Ubay merasa tak mendapatkan kesan Reni sebagai gadis Jawa yang lambat atau pelan. "Sebab, dia juga sudah mandiri sejak kecil ketika di luar negeri. Yang jelas, dia jago masak. Masakan dia mak nyoss! Ha ha ha... Terutama masak ikan salmon dan pasta, enggak perlu ke restoran, deh!" tutur Ubay sambil tertawa. Lama-kelamaan, keduanya saling mengerti. Keluarga Reni yang awalnya juga kaget, akhirnya maklum.

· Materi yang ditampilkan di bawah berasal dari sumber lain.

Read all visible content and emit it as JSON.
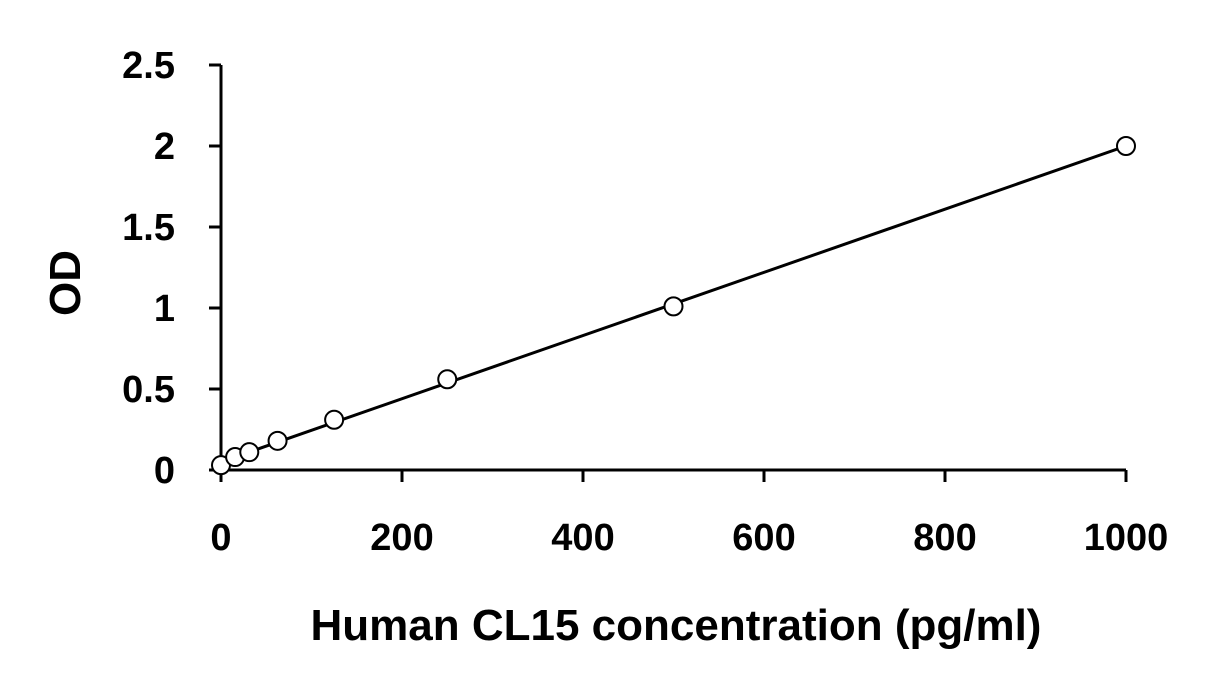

Ubay yang awalnya canggung harus masuk ke lingkungan keraton dengan segala adat istiadatnya, kini juga mulai terbiasa. "Soal menikah dengan putri raja, itu hanya nilai plus saja buat saya. Yang saya lihat, kan, Reninya," tandas Ubay. Kunjungan keluarga Ubay ke keraton untuk melamar Reni pun dilakukan tepat saat gadis bertubuh langsing ini berulangtahun ke-24. "Sebelumnya, mereka sudah pernah datang ke sini. Waktu pernikahan kakak saya, saya undang mereka, supaya mereka tahu adat saya, dan seperti itulah yang akan terjadi bila kelak saya dan Ubay menikah," imbuhnya.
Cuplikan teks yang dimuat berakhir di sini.